Figure 2—figure supplement 6. Conservation of binding interfaces of human paralogs in HM&HET complexes with solved structures.

(A) Pairwise amino acid sequence identity for the full sequences of paralogs and their interfaces are shown for the two motifs). P-values from paired Wilcoxon tests are shown. (B) Relative conservation scores are shown for the two motifs of paralogs. Relative conservation scores are calculated based on the protein regions solved by crystallography as the percentage of sequence identity at the binding interface divided by the percentage of sequence identity outside the interface. Paralog pairs were classified as HM or HM&HET according to the dataset compiled in Supplementary file 2 Table S14. Homologous interfaces were identified in alignments of the paralogous sequences. Supplementary file 2 Table S13 contains the list of PDB IDs used for these analyses, which include 40 interfaces from homomeric structures for the HM group and 25 interfaces for the HM&HET group (24 homomers and 1 heterodimer of paralogs). P-value is from a Wilcoxon test.
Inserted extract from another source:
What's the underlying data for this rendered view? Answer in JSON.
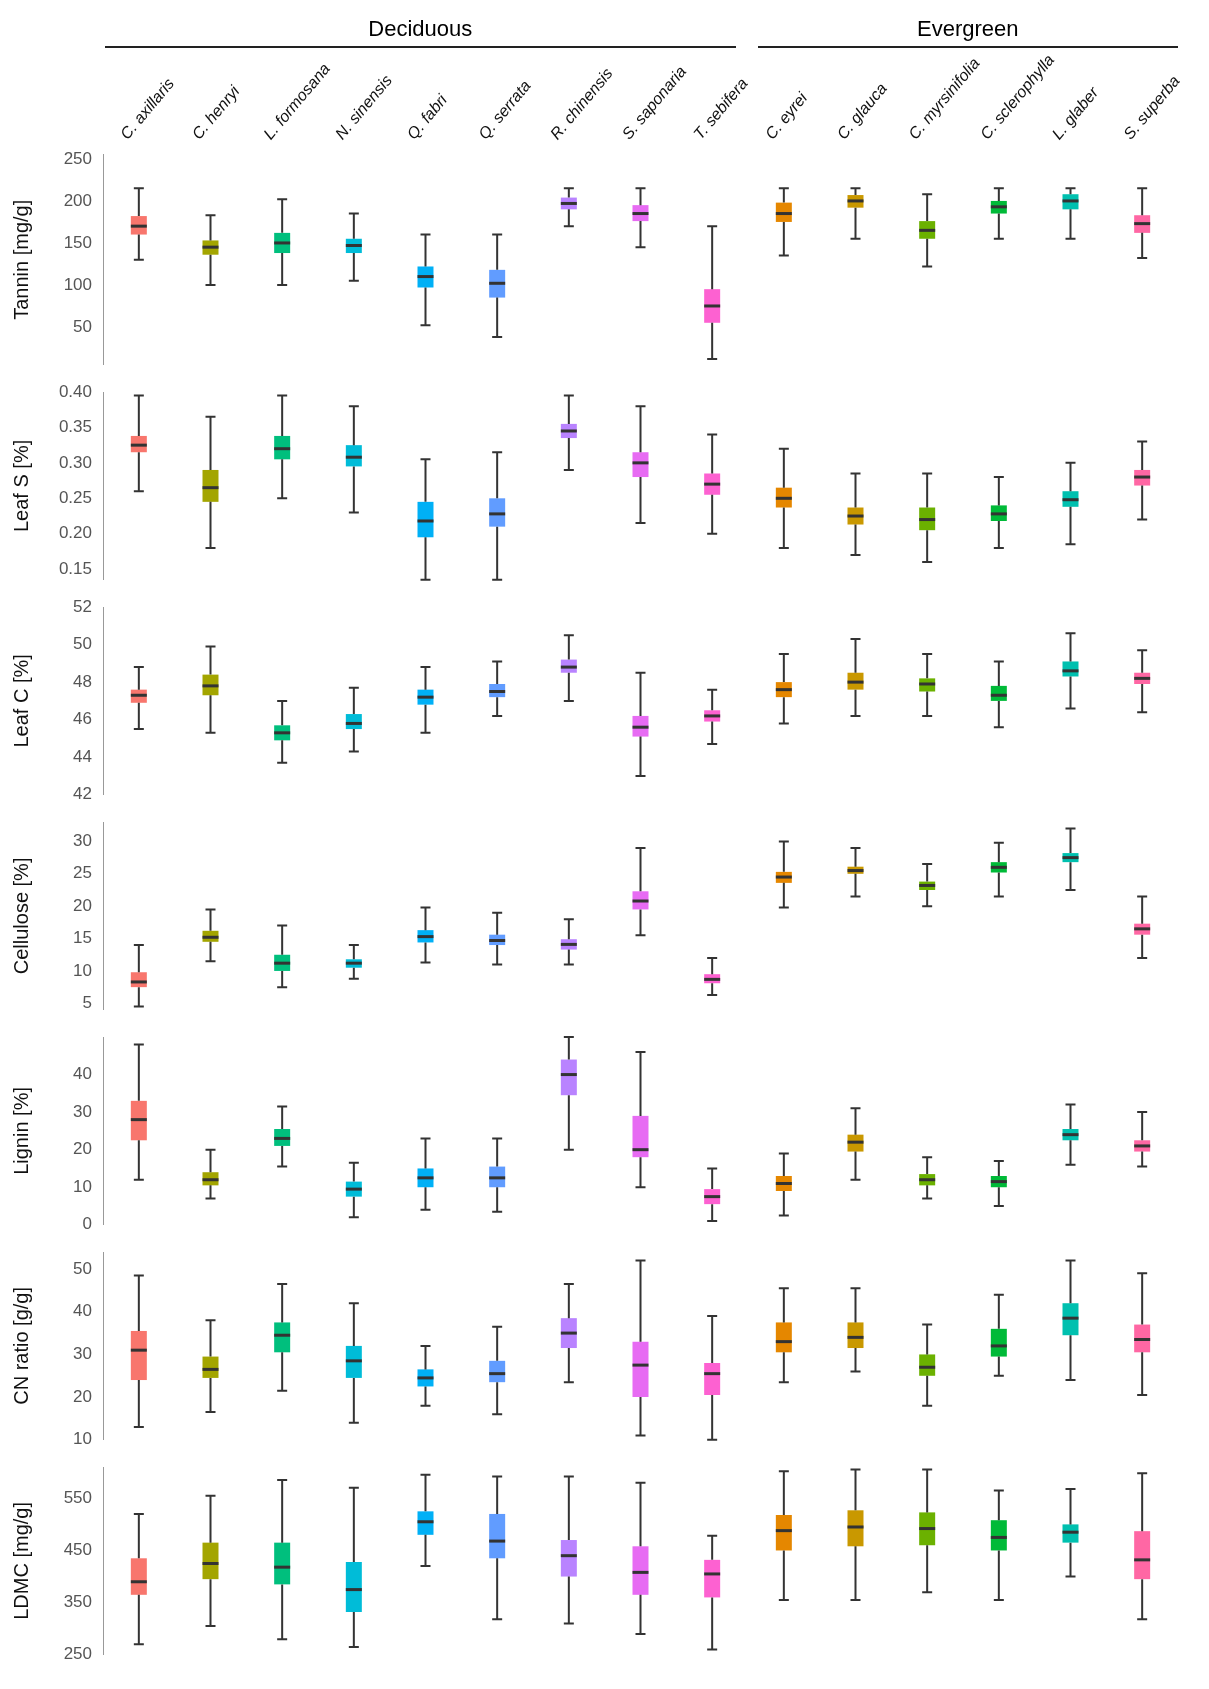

Figure 2—figure supplement 7. Plate organization for DHFR PCA experiments.

On the haploid arrays (MATa and MATα), each plate has two rows and two columns of control strains at the border (blue lines). Paralogs of a pair are positioned in blocks of four strains. A given pair (example here of pair X) occupies the same position in the MATa and MATα plates. Inside a square, paralogs are positioned horizontally in MATa DHFR F[1,2] plates (P1 are at the top and P2 at the bottom of the square) while they are vertically positioned in MATα DHFR F[3] plates (P1 are at the left and P2 at the right of the square). The two haploid plates were printed on top of each other on a mating plate, generating the following crosses: P1-DHFR F[1,2]/P1 DHFR F[3] at top left, P1-DHFR F[1,2]/P2 DHFR F[3] at top right, P2-DHFR F[1,2]/P1 DHFR F[3] at bottom left and P2-DHFR F[1,2]/P2 DHFR F[3] at bottom right. Two diploid selections and two replications on MTX medium were performed.

Figure 2—figure supplement 8. Density of colony size converted to z-score.

Colony sizes from the PCA experiment of this study were converted to z-score using the mean (μ_b) and standard deviation (s_db) of the background distribution (Z_s = (I_s - μ_b)/s_db)). The density of z-scores is shown in black. A protein-protein interaction was considered as detected if the corresponding z-score was larger than 2.5 (red dashed line).